Chromatin is a formidable barrier to transcription. Nucleosome density is lowest over the regulatory regions of active genes, and many repressed genes have a tightly positioned nucleosome over their core promoter. However, it has not been shown that nucleosome positioning is sufficient for repression or whether disrupting a core promoter nucleosome specifically can activate gene expression in the absence of activating signals. Here we show that disrupting the nucleosome over the core promoter of RNR3 is sufficient to drive preinitiation complex assembly and activate transcription in the absence of activating signals. Remodeling of chromatin over the RNR3 promoter requires the recruitment of the SWI/SNF complex by the general transcription factor TFIID. We found that disrupting the nucleosome over the RNR3 core promoter relieves its dependence on TFIID and SWI/SNF, indicating a functional link between these two complexes. These results suggest that the specific function of TAF(II)s is to direct the chromatin remodeling step through SWI/SNF recruitment, and not core promoter selectivity. Our results indicate that nucleosome placement plays a dominant role in repression and that the ability of the core promoter to position a nucleosome is a major determinant in TAF(II) dependency of genes in vivo.

Fig. 1.

Insertion of PNTs within RNR3. (A) A schematic of RNR3 and its chromatin structure based on Li and Reese (13). (B) Random DNA sequence (R) or poly dA:dT (A) of differing lengths were inserted upstream (−90) of the TATA box, which is located at −75 relative to the start site of transcription (black box). Shown are Northern blots of RNR3 and HUG1 in strains containing the insertion indicated above the panel.
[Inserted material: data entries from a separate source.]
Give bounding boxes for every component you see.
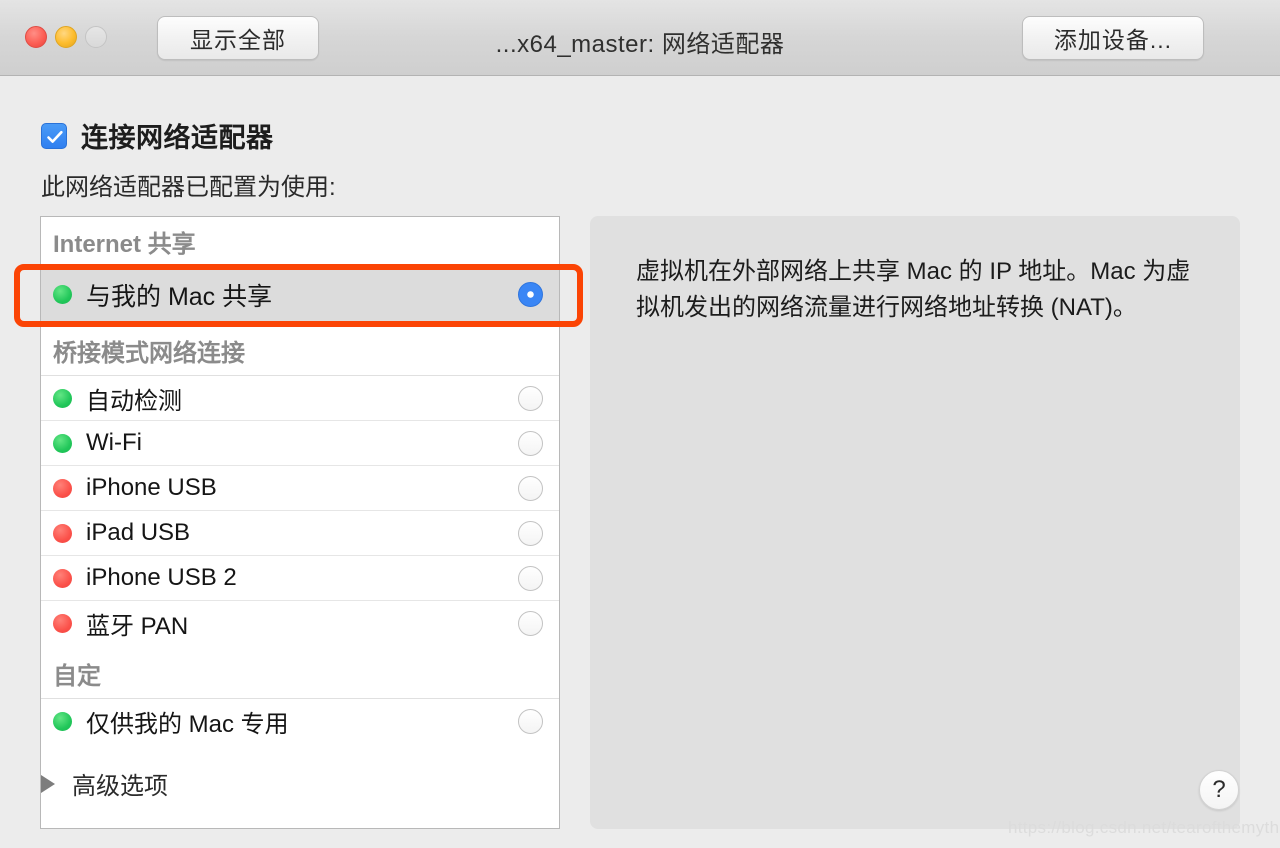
radio-button[interactable] — [518, 708, 543, 734]
dialog-content: 连接网络适配器 此网络适配器已配置为使用: Internet 共享 与我的 Ma… — [0, 76, 1280, 848]
list-item-label: Wi-Fi — [86, 429, 142, 456]
list-item-label: 仅供我的 Mac 专用 — [86, 710, 289, 738]
status-dot-green-icon — [53, 285, 72, 304]
advanced-options-disclosure[interactable]: 高级选项 — [41, 766, 168, 801]
radio-button[interactable] — [518, 565, 543, 591]
list-item-wifi[interactable]: Wi-Fi — [41, 421, 559, 465]
status-dot-red-icon — [53, 568, 72, 588]
radio-button-selected[interactable] — [518, 282, 543, 307]
list-item-label: iPhone USB — [86, 474, 217, 501]
list-item-share-with-my-mac[interactable]: 与我的 Mac 共享 — [41, 267, 559, 322]
list-item-iphone-usb[interactable]: iPhone USB — [41, 466, 559, 510]
help-button[interactable]: ? — [1199, 770, 1239, 810]
connect-adapter-label: 连接网络适配器 — [81, 123, 274, 153]
connect-adapter-checkbox-row[interactable]: 连接网络适配器 — [41, 116, 274, 155]
status-dot-red-icon — [53, 613, 72, 633]
list-item-label: 蓝牙 PAN — [86, 612, 189, 640]
advanced-options-label: 高级选项 — [72, 773, 168, 800]
list-item-ipad-usb[interactable]: iPad USB — [41, 511, 559, 555]
radio-button[interactable] — [518, 610, 543, 636]
radio-button[interactable] — [518, 385, 543, 411]
status-dot-green-icon — [53, 388, 72, 408]
chevron-right-icon[interactable] — [41, 774, 55, 793]
description-text: 虚拟机在外部网络上共享 Mac 的 IP 地址。Mac 为虚拟机发出的网络流量进… — [636, 258, 1191, 321]
status-dot-red-icon — [53, 478, 72, 498]
status-dot-green-icon — [53, 433, 72, 453]
list-item-iphone-usb-2[interactable]: iPhone USB 2 — [41, 556, 559, 600]
status-dot-green-icon — [53, 711, 72, 731]
radio-button[interactable] — [518, 520, 543, 546]
add-device-button[interactable]: 添加设备... — [1022, 16, 1204, 60]
list-item-bluetooth-pan[interactable]: 蓝牙 PAN — [41, 601, 559, 645]
group-header-internet-sharing: Internet 共享 — [41, 217, 559, 267]
list-item-label: iPad USB — [86, 519, 191, 546]
configured-for-label: 此网络适配器已配置为使用: — [41, 174, 336, 201]
description-panel: 虚拟机在外部网络上共享 Mac 的 IP 地址。Mac 为虚拟机发出的网络流量进… — [590, 216, 1240, 829]
checkmark-icon[interactable] — [41, 122, 67, 149]
radio-button[interactable] — [518, 475, 543, 501]
group-header-custom: 自定 — [41, 649, 559, 699]
network-list-panel[interactable]: Internet 共享 与我的 Mac 共享 桥接模式网络连接 自动检测 Wi-… — [40, 216, 560, 829]
radio-button[interactable] — [518, 430, 543, 456]
list-item-private-to-my-mac[interactable]: 仅供我的 Mac 专用 — [41, 699, 559, 743]
list-item-label: 自动检测 — [86, 387, 182, 415]
window-titlebar: 显示全部 ...x64_master: 网络适配器 添加设备... — [0, 0, 1280, 76]
list-item-label: 与我的 Mac 共享 — [86, 282, 273, 311]
group-header-bridged-networking: 桥接模式网络连接 — [41, 326, 559, 376]
status-dot-red-icon — [53, 523, 72, 543]
list-item-autodetect[interactable]: 自动检测 — [41, 376, 559, 420]
list-item-label: iPhone USB 2 — [86, 564, 237, 591]
watermark-text: https://blog.csdn.net/tearofthemyth — [1008, 818, 1280, 837]
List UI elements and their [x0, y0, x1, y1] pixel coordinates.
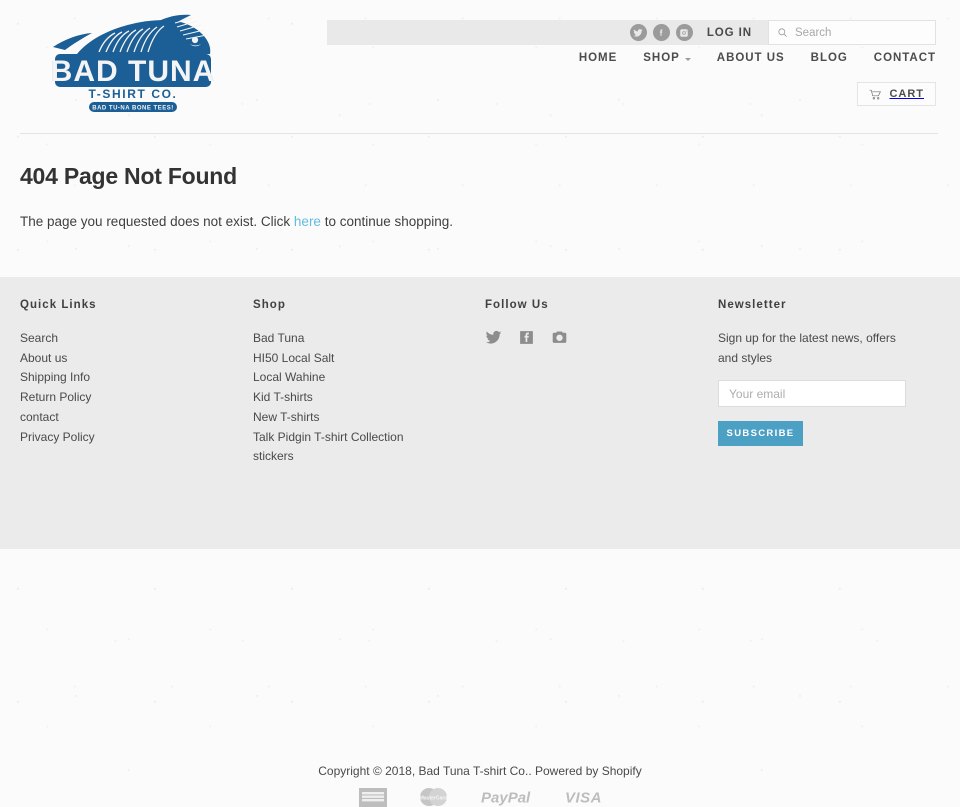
shopify-link[interactable]: Shopify: [602, 764, 642, 778]
page-title: 404 Page Not Found: [20, 163, 237, 189]
twitter-icon[interactable]: [629, 24, 647, 41]
footer-social-links: [485, 329, 718, 346]
svg-text:T-SHIRT CO.: T-SHIRT CO.: [89, 87, 178, 101]
site-header: BAD TUNA BAD TUNA T-SHIRT CO. BAD TU-NA …: [0, 0, 960, 134]
utility-bar: LOG IN: [327, 20, 936, 45]
visa-icon: VISA: [564, 787, 602, 807]
footer-column-newsletter: Newsletter Sign up for the latest news, …: [718, 299, 940, 467]
paypal-icon: PayPal: [480, 787, 534, 807]
footer-heading-follow-us: Follow Us: [485, 299, 549, 311]
site-logo[interactable]: BAD TUNA BAD TUNA T-SHIRT CO. BAD TU-NA …: [47, 14, 219, 112]
svg-text:BAD TU-NA BONE TEES!: BAD TU-NA BONE TEES!: [92, 106, 173, 112]
logo-artwork: BAD TUNA BAD TUNA T-SHIRT CO. BAD TU-NA …: [51, 14, 216, 112]
nav-item-label: ABOUT US: [716, 52, 785, 64]
footer-heading-newsletter: Newsletter: [718, 299, 787, 311]
header-social-links: [629, 24, 693, 41]
search-input[interactable]: [795, 26, 925, 39]
continue-shopping-link[interactable]: here: [294, 214, 321, 229]
footer-link-bad-tuna[interactable]: Bad Tuna: [253, 329, 485, 349]
nav-item-label: CONTACT: [873, 52, 936, 64]
footer-link-talk-pidgin-collection[interactable]: Talk Pidgin T-shirt Collection: [253, 428, 485, 448]
svg-text:BAD TUNA: BAD TUNA: [51, 55, 216, 88]
message-text-after: to continue shopping.: [320, 214, 454, 229]
nav-item-shop[interactable]: SHOP: [643, 52, 691, 64]
search-icon: [778, 28, 787, 37]
copyright-line: Copyright © 2018, Bad Tuna T-shirt Co.. …: [0, 764, 960, 778]
twitter-icon[interactable]: [485, 329, 502, 346]
footer-column-follow-us: Follow Us: [485, 299, 718, 467]
nav-item-home[interactable]: HOME: [579, 52, 617, 64]
payment-methods: MasterCard PayPal VISA: [0, 787, 960, 807]
footer-column-quick-links: Quick Links Search About us Shipping Inf…: [20, 299, 253, 467]
site-footer: Quick Links Search About us Shipping Inf…: [0, 277, 960, 807]
newsletter-description: Sign up for the latest news, offers and …: [718, 331, 896, 365]
nav-item-label: SHOP: [643, 52, 680, 64]
nav-item-blog[interactable]: BLOG: [811, 52, 848, 64]
footer-link-local-wahine[interactable]: Local Wahine: [253, 368, 485, 388]
footer-link-search[interactable]: Search: [20, 329, 253, 349]
footer-link-hi50-local-salt[interactable]: HI50 Local Salt: [253, 349, 485, 369]
footer-heading-quick-links: Quick Links: [20, 299, 97, 311]
footer-columns: Quick Links Search About us Shipping Inf…: [0, 277, 960, 467]
chevron-down-icon: [684, 57, 691, 61]
mastercard-icon: MasterCard: [417, 787, 450, 807]
shopping-cart-icon: [870, 89, 882, 99]
copyright-prefix: Copyright © 2018,: [318, 764, 419, 778]
footer-column-shop: Shop Bad Tuna HI50 Local Salt Local Wahi…: [253, 299, 485, 467]
nav-item-label: HOME: [578, 52, 618, 64]
footer-link-stickers[interactable]: stickers: [253, 447, 485, 467]
message-text-before: The page you requested does not exist. C…: [20, 214, 294, 229]
svg-text:PayPal: PayPal: [481, 790, 531, 807]
copyright-store-link[interactable]: Bad Tuna T-shirt Co.: [418, 764, 528, 778]
footer-link-new-t-shirts[interactable]: New T-shirts: [253, 408, 485, 428]
footer-link-return-policy[interactable]: Return Policy: [20, 388, 253, 408]
cart-button[interactable]: CART: [857, 82, 936, 106]
american-express-icon: [358, 787, 387, 807]
svg-text:VISA: VISA: [565, 790, 602, 807]
instagram-icon[interactable]: [675, 24, 693, 41]
header-divider: [20, 133, 938, 134]
svg-text:MasterCard: MasterCard: [419, 795, 447, 801]
footer-link-contact[interactable]: contact: [20, 408, 253, 428]
facebook-icon[interactable]: [518, 329, 535, 346]
cart-label: CART: [889, 88, 924, 100]
header-search[interactable]: [768, 20, 936, 45]
copyright-mid: . Powered by: [528, 764, 602, 778]
nav-item-label: BLOG: [810, 52, 848, 64]
newsletter-email-input[interactable]: [718, 380, 906, 408]
subscribe-button[interactable]: SUBSCRIBE: [718, 421, 803, 447]
footer-link-privacy-policy[interactable]: Privacy Policy: [20, 428, 253, 448]
footer-link-about-us[interactable]: About us: [20, 349, 253, 369]
footer-heading-shop: Shop: [253, 299, 286, 311]
footer-link-kid-t-shirts[interactable]: Kid T-shirts: [253, 388, 485, 408]
page-message: The page you requested does not exist. C…: [20, 212, 940, 232]
login-link[interactable]: LOG IN: [707, 27, 752, 39]
nav-item-contact[interactable]: CONTACT: [874, 52, 936, 64]
instagram-icon[interactable]: [551, 329, 568, 346]
main-navigation: HOME SHOP ABOUT US BLOG CONTACT: [579, 52, 936, 64]
nav-item-about-us[interactable]: ABOUT US: [717, 52, 785, 64]
facebook-icon[interactable]: [652, 24, 670, 41]
main-content: 404 Page Not Found The page you requeste…: [0, 133, 960, 277]
footer-link-shipping-info[interactable]: Shipping Info: [20, 368, 253, 388]
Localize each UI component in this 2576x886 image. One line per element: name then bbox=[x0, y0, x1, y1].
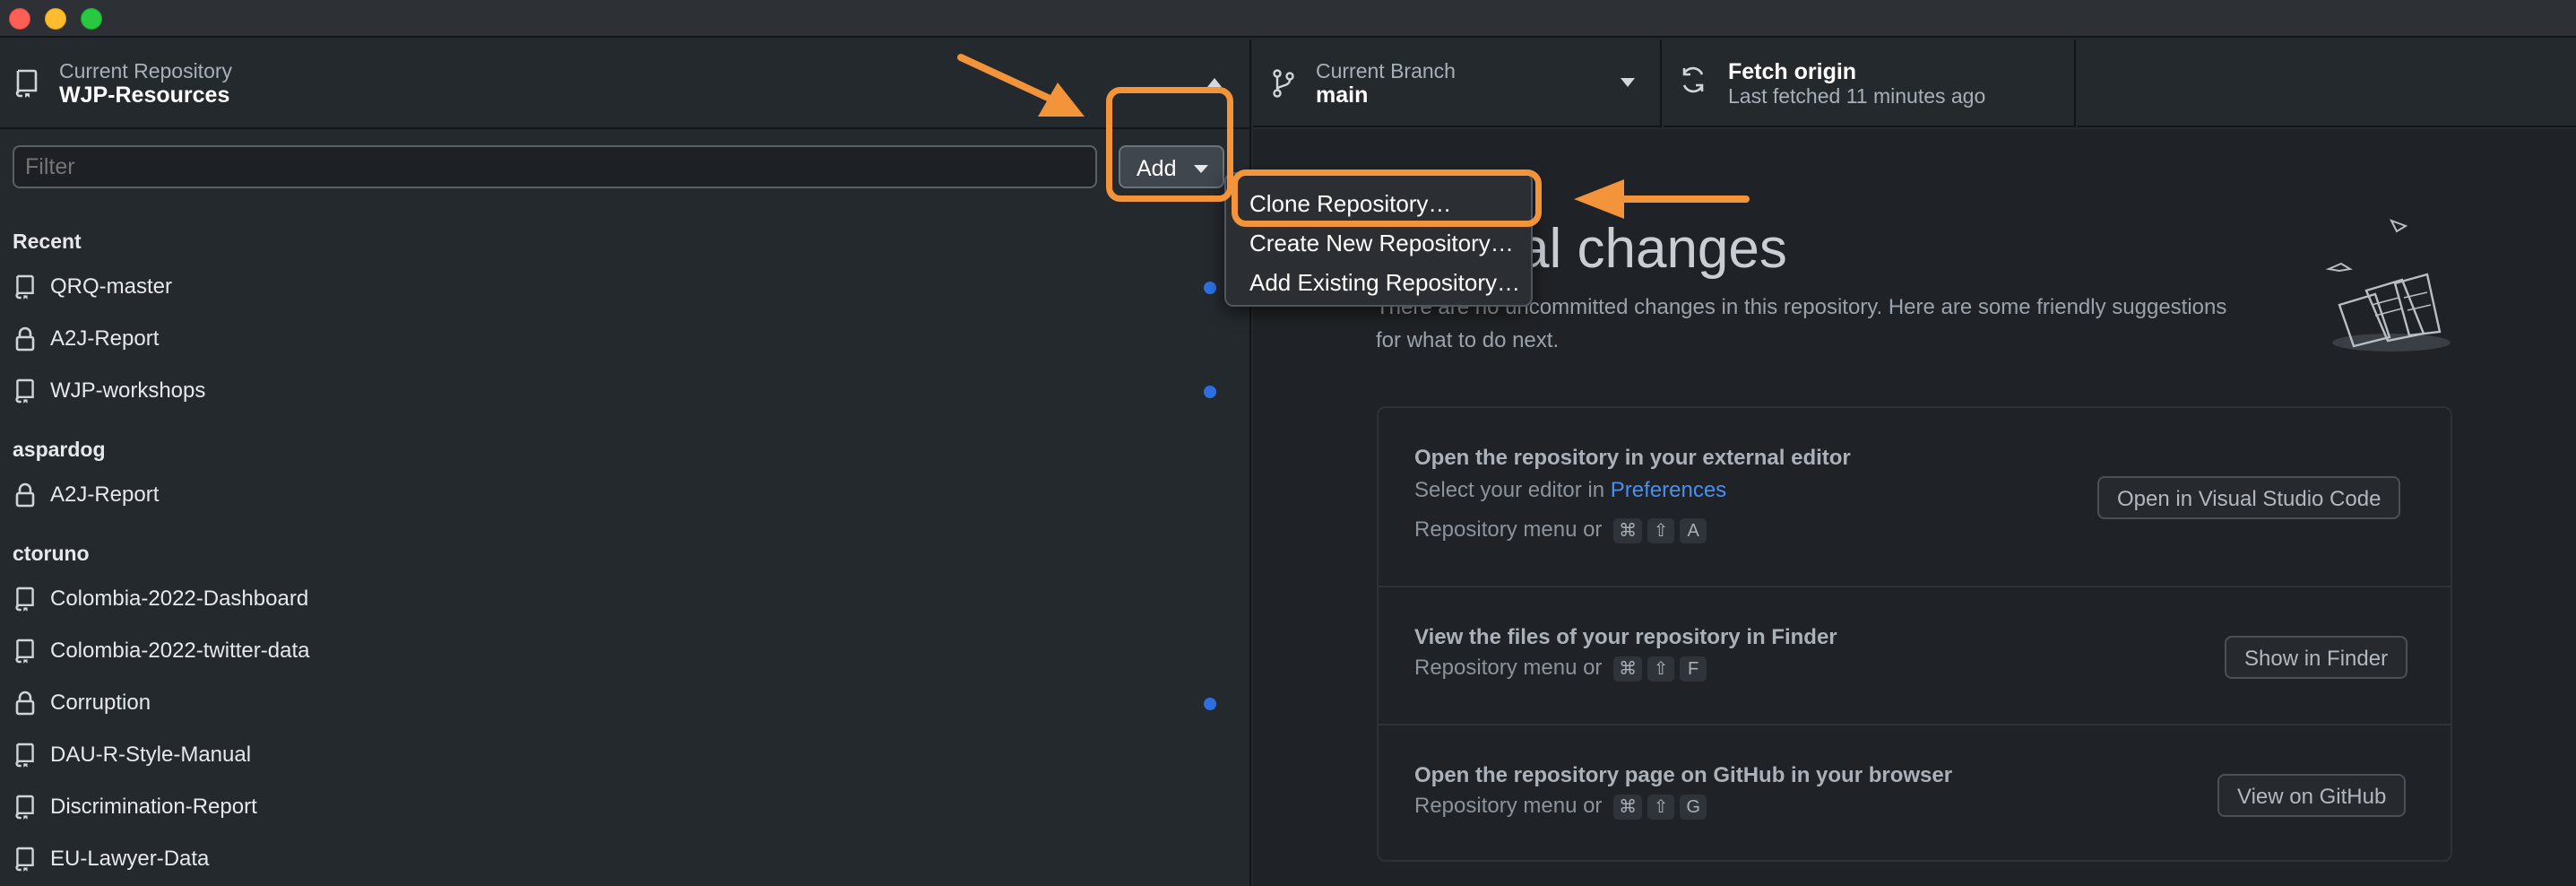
repo-icon bbox=[15, 795, 34, 820]
last-fetched-status: Last fetched 11 minutes ago bbox=[1728, 84, 1986, 108]
view-on-github-button[interactable]: View on GitHub bbox=[2217, 774, 2407, 817]
zoom-window-button[interactable] bbox=[81, 8, 102, 30]
suggestion-subtitle: Select your editor in Preferences bbox=[1414, 478, 1726, 503]
lock-icon bbox=[15, 482, 35, 508]
list-item[interactable]: Colombia-2022-Dashboard bbox=[0, 576, 1249, 621]
menu-item-add-existing-repository[interactable]: Add Existing Repository… bbox=[1249, 269, 1520, 297]
show-in-finder-button[interactable]: Show in Finder bbox=[2225, 636, 2408, 679]
repository-name: Colombia-2022-twitter-data bbox=[50, 638, 310, 663]
repo-icon bbox=[15, 378, 34, 404]
shortcut-label: Repository menu or bbox=[1414, 794, 1603, 818]
repository-name: Discrimination-Report bbox=[50, 795, 257, 819]
current-branch-selector[interactable]: Current Branch main bbox=[1253, 39, 1662, 127]
letter-key: A bbox=[1680, 517, 1707, 543]
repo-icon bbox=[15, 586, 34, 612]
letter-key: G bbox=[1680, 794, 1707, 820]
caret-up-icon bbox=[1207, 78, 1222, 87]
shortcut-label: Repository menu or bbox=[1414, 517, 1603, 542]
empty-state-illustration bbox=[2325, 219, 2451, 352]
command-key: ⌘ bbox=[1613, 517, 1643, 543]
suggestion-title: View the files of your repository in Fin… bbox=[1414, 625, 1837, 649]
list-item[interactable]: EU-Lawyer-Data bbox=[0, 836, 1249, 881]
minimize-window-button[interactable] bbox=[45, 8, 66, 30]
current-repository-name: WJP-Resources bbox=[59, 83, 230, 108]
open-in-editor-button[interactable]: Open in Visual Studio Code bbox=[2097, 476, 2401, 519]
repository-name: WJP-workshops bbox=[50, 378, 206, 403]
suggestion-subtitle-text: Select your editor in bbox=[1414, 478, 1611, 502]
current-repository-caption: Current Repository bbox=[59, 59, 233, 83]
close-window-button[interactable] bbox=[9, 8, 30, 30]
sync-icon bbox=[1682, 66, 1704, 93]
repository-name: Corruption bbox=[50, 691, 151, 715]
annotation-arrow-icon bbox=[957, 54, 1085, 117]
changes-indicator-dot bbox=[1204, 698, 1216, 710]
list-item[interactable]: Corruption bbox=[0, 680, 1249, 725]
shortcut-label: Repository menu or bbox=[1414, 656, 1603, 680]
annotation-arrow-icon bbox=[1574, 179, 1750, 219]
repo-icon bbox=[15, 847, 34, 872]
branch-icon bbox=[1273, 69, 1294, 98]
current-branch-name: main bbox=[1316, 83, 1369, 108]
repository-name: Colombia-2022-Dashboard bbox=[50, 586, 309, 611]
repo-icon bbox=[15, 69, 38, 98]
no-changes-heading: al changes bbox=[1518, 218, 1787, 280]
window-title-bar bbox=[0, 0, 2576, 38]
list-item[interactable]: Discrimination-Report bbox=[0, 784, 1249, 829]
divider bbox=[1379, 586, 2451, 587]
lock-icon bbox=[15, 691, 35, 716]
filter-input[interactable] bbox=[13, 145, 1097, 188]
shift-key: ⇧ bbox=[1647, 517, 1675, 543]
repo-icon bbox=[15, 638, 34, 664]
add-button-highlight bbox=[1106, 87, 1233, 202]
description-line-2: for what to do next. bbox=[1376, 328, 1560, 352]
shift-key: ⇧ bbox=[1647, 656, 1675, 682]
current-branch-caption: Current Branch bbox=[1316, 59, 1456, 83]
section-title-recent: Recent bbox=[13, 230, 82, 253]
chevron-down-icon bbox=[1621, 78, 1635, 87]
repo-icon bbox=[15, 274, 34, 300]
divider bbox=[1379, 724, 2451, 725]
repository-name: DAU-R-Style-Manual bbox=[50, 743, 252, 767]
command-key: ⌘ bbox=[1613, 794, 1643, 820]
repository-sidebar: Current Repository WJP-Resources Add Rec… bbox=[0, 39, 1251, 886]
lock-icon bbox=[15, 326, 35, 352]
suggestion-shortcut: Repository menu or ⌘ ⇧ A bbox=[1414, 517, 1707, 543]
list-item[interactable]: Colombia-2022-twitter-data bbox=[0, 628, 1249, 673]
repository-name: A2J-Report bbox=[50, 482, 160, 507]
repo-icon bbox=[15, 743, 34, 768]
preferences-link[interactable]: Preferences bbox=[1611, 478, 1726, 502]
suggestions-panel: Open the repository in your external edi… bbox=[1377, 406, 2452, 862]
repository-name: QRQ-master bbox=[50, 274, 173, 299]
suggestion-shortcut: Repository menu or ⌘ ⇧ G bbox=[1414, 794, 1707, 820]
changes-indicator-dot bbox=[1204, 282, 1216, 294]
toolbar-spacer bbox=[2078, 39, 2576, 127]
section-title-aspardog: aspardog bbox=[13, 438, 106, 461]
suggestion-title: Open the repository page on GitHub in yo… bbox=[1414, 763, 1953, 787]
fetch-origin-title: Fetch origin bbox=[1728, 59, 1857, 84]
repository-name: A2J-Report bbox=[50, 326, 160, 351]
fetch-origin-button[interactable]: Fetch origin Last fetched 11 minutes ago bbox=[1664, 39, 2076, 127]
list-item[interactable]: A2J-Report bbox=[0, 472, 1249, 517]
command-key: ⌘ bbox=[1613, 656, 1643, 682]
list-item[interactable]: DAU-R-Style-Manual bbox=[0, 732, 1249, 777]
suggestion-title: Open the repository in your external edi… bbox=[1414, 446, 1851, 470]
suggestion-shortcut: Repository menu or ⌘ ⇧ F bbox=[1414, 656, 1707, 682]
list-item[interactable]: A2J-Report bbox=[0, 316, 1249, 360]
section-title-ctoruno: ctoruno bbox=[13, 542, 90, 565]
changes-indicator-dot bbox=[1204, 386, 1216, 398]
list-item[interactable]: QRQ-master bbox=[0, 264, 1249, 308]
shift-key: ⇧ bbox=[1647, 794, 1675, 820]
repository-name: EU-Lawyer-Data bbox=[50, 847, 210, 871]
list-item[interactable]: WJP-workshops bbox=[0, 368, 1249, 413]
menu-item-create-new-repository[interactable]: Create New Repository… bbox=[1249, 230, 1514, 257]
letter-key: F bbox=[1680, 656, 1707, 682]
clone-repository-highlight bbox=[1232, 169, 1542, 227]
Cells were treated with 0.03% MMS for 2.5 h (+) or were not treated (−). The signal in untreated wild-type cells containing the unmodified promoter was arbitrarily set to 1.0, normalized to scR1. (C) As in B except that insertions were made at −90 and −60.

Fig. 2.

PNTs disrupt nucleosome incorporation in vivo. (A) Schematic of the RNR3 promoter with the location of primers used in the amplification of DNA. The black vertical line within nuc − 1 represents the TATA box, whereas the line upstream indicates the proximal DRE. (B) ChIP with antibodies to the core domain of H3. Cells were treated with 0.03% MMS for 2.5 h where indicated. Wild-type (NI) results are from an unaltered promoter. The data labeled 34A and 34R have inserts at −90. (C) As in B except strains containing 34A/34A and 34R/34R inserts at both −90 and −60. (D) Experimental design of the mononucleosome assay. (E) Quantification of the mononucleosome signals with a probe to RNR3 (probe B in A) corrected for the signal of a nucleosome probe to the PHO5 gene.

Fig. 3.

Disruption of nuc − 1 causes PIC formation in the absence of activation signals. (A) ChIP assay monitoring TBP and Pol II recruitment over the RNR3 promoter. Promoters containing inserts at −90 (34R and 34A) and at both −60 and −90 (34R/34R and 34A/34A) are shown. NI indicates data from cells without inserts in RNR3. Results from untreated cells (gray bars) and cells treated with 0.03% MMS (black bars) are displayed. Data are expressed as relative cross-linking compared with untreated cells containing no inserts, which was set to 1.0. (B) As in A, except that the cross-linking of Crt1 and Tup1 was examined over the DRE region of RNR3.

Fig. 4.

Disruption of nuc − 1 suppresses the requirement for SWI/SNF. (A) Representative Northern blot of RNR3 and HUG1 expression levels. (B) Results from three experiments analyzing the expression of RNR3 derivatives in the Δsnf2 background. Northern blot signals were normalized to the scR1 control. Expression in wild-type cells (SNF2) containing an unaltered promoter is shown on the far left (WT).

Fig. 5.

Chromatin structure specifies the TAF1 dependence of RNR3. (A) A representative Northern blot of the expression of RNR3 derivatives in a taf1-2 temperature-sensitive mutant. Cells were shifted to 37°C for 15 min and then treated, or not, with 0.03% MMS for 2.5 h. (B) Quantification of three separate experiments. Northern blot signals were normalized to the scR1 control. NI, a promoter with no insertions (control). Expression in wild-type cells (TAF1) containing an unaltered promoter is shown on the far left (WT).